I opened my mouth to speak, closed it again.
“I’m always aware of my creations, Sam. I am deeply connected to them, you see.”
“Actually, I don’t see, but I’ll take your word for it. I still don’t understand how you could let something so valuable out of your sight.”
“Never out of my inner sight, Sam.”
“Enough with the doublespeak, Max,” I said. “You know what I mean.”
“I do, and there comes a time when every parent must release his children into the world. You will discover this soon enough.”
“I’d prefer to not think about it.”
He smiled. “You are equipping your children marvelously, Sam.”
“And you know this, how?”
“Your children are always at the forefront of your mind, Samantha. I do not have to plumb very deep to see what a remarkable job you are doing, under the circumstances. A mother’s love is a beautiful thing.”
“Let’s stop right there on a high note, before you start creeping me out.”
“Agreed,” he said. “Back to the medallion. It needed to find its way into the world—”
“Yes, yes, like children. I got that. But why?”
“Don’t you know, Sam?”
“Know what?”
“So that it could find you. On its own.”
I looked at him; he looked at me. Somewhere behind me, a student walked past the Occult Reading Room without missing a step. Let those with eyes see, and all that jibber-jabber.
“You could have just given it to me, you know,” I said. “And saved yourself a lot of time.”
“And what fun would that have been?” His eyes might have twinkled. “But that’s not the way it works, Sam. I did not know it was for you, for starters. Not until I met you. Not until you started gathering the other medallions.”
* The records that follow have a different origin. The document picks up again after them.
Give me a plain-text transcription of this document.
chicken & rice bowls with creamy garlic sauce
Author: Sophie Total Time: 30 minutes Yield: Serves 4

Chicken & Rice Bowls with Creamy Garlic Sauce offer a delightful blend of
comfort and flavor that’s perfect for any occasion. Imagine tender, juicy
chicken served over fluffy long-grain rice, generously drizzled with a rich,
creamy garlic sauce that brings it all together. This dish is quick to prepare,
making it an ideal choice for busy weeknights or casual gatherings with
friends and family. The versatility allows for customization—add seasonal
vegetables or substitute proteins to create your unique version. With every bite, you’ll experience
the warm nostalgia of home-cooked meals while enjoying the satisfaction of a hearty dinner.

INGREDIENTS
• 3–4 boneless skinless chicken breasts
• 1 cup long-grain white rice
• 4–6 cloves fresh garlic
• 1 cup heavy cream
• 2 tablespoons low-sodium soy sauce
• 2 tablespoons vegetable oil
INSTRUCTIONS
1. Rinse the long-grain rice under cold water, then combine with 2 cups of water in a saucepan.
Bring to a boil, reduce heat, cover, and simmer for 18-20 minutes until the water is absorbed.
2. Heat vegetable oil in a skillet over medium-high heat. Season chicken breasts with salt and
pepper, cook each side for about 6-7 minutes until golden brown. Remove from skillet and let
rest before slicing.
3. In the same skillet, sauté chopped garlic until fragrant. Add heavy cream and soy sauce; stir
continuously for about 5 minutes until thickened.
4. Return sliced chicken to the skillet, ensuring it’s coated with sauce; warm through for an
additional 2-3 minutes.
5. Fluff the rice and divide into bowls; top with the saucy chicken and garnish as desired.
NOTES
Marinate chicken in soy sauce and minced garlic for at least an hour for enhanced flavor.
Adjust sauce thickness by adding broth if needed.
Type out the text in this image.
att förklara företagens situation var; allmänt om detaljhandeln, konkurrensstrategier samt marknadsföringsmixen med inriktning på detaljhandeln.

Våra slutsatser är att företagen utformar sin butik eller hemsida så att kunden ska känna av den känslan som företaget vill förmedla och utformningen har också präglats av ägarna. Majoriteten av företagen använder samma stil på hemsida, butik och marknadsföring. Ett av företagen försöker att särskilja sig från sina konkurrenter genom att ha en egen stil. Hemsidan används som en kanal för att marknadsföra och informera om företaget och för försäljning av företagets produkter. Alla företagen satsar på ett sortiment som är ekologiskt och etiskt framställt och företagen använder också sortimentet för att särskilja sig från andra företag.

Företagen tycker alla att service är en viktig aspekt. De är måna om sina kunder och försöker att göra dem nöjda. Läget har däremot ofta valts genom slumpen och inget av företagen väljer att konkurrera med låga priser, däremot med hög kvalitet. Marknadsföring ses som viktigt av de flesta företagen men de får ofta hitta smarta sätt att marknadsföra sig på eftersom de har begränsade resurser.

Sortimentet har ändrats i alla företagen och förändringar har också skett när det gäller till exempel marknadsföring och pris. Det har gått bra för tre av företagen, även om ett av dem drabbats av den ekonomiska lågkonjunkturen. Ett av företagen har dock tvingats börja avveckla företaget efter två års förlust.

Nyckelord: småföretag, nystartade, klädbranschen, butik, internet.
“Then you’re not surprised that I have this one, too?”
“No, Sam. I would have been surprised if your one-time friend Detective Hanner had figured out how to unlock it.”
“But she couldn’t?”
“No. But she tried valiantly.”
“I take it there’s more to it than just wearing it?”
“A tad more.”
I drummed my freakishly long nails on his help desk, a desk that looked like any other help desk at any other library. The room looked normal, too. Only the oversized, ancient-looking books that filled the nearby shelves looked anything but normal. They looked dark, felt dark and were dark. Some darker than others.
“Why me?” I asked suddenly. “Why am I the one finding all these medallions? Why do you help me? I’m just me, no one. Just a mom who got attacked a long time ago.”
As I spoke, I couldn’t help but notice the Librarian’s demeanor softening. He set the medallion down on the desk, near my drumming fingers. He inhaled and, for the first time ever, I saw the young man who wasn’t young express real emotions. And the emotion was heartbreak.
I looked at the medallion, and then, looked him in the eyes. No, I couldn’t read his mind, but I sensed there was something big going on here.
Sensed it from deep within me.
Sensed it from her, in fact. The demon within.
A cold shiver ran up and down my spine. “The demon inside me...” I began, but I was unable to find the words. Not with Archibald looking at me like that, with so much emotion that it was breaking my heart for reasons I didn’t know.
“She wasn’t always a demon,” he finished. “She was my mother once.”
Chapter Thirty-eight
Maximus let me have these moments to work out what I had just heard, except I wasn’t doing a very good job of it.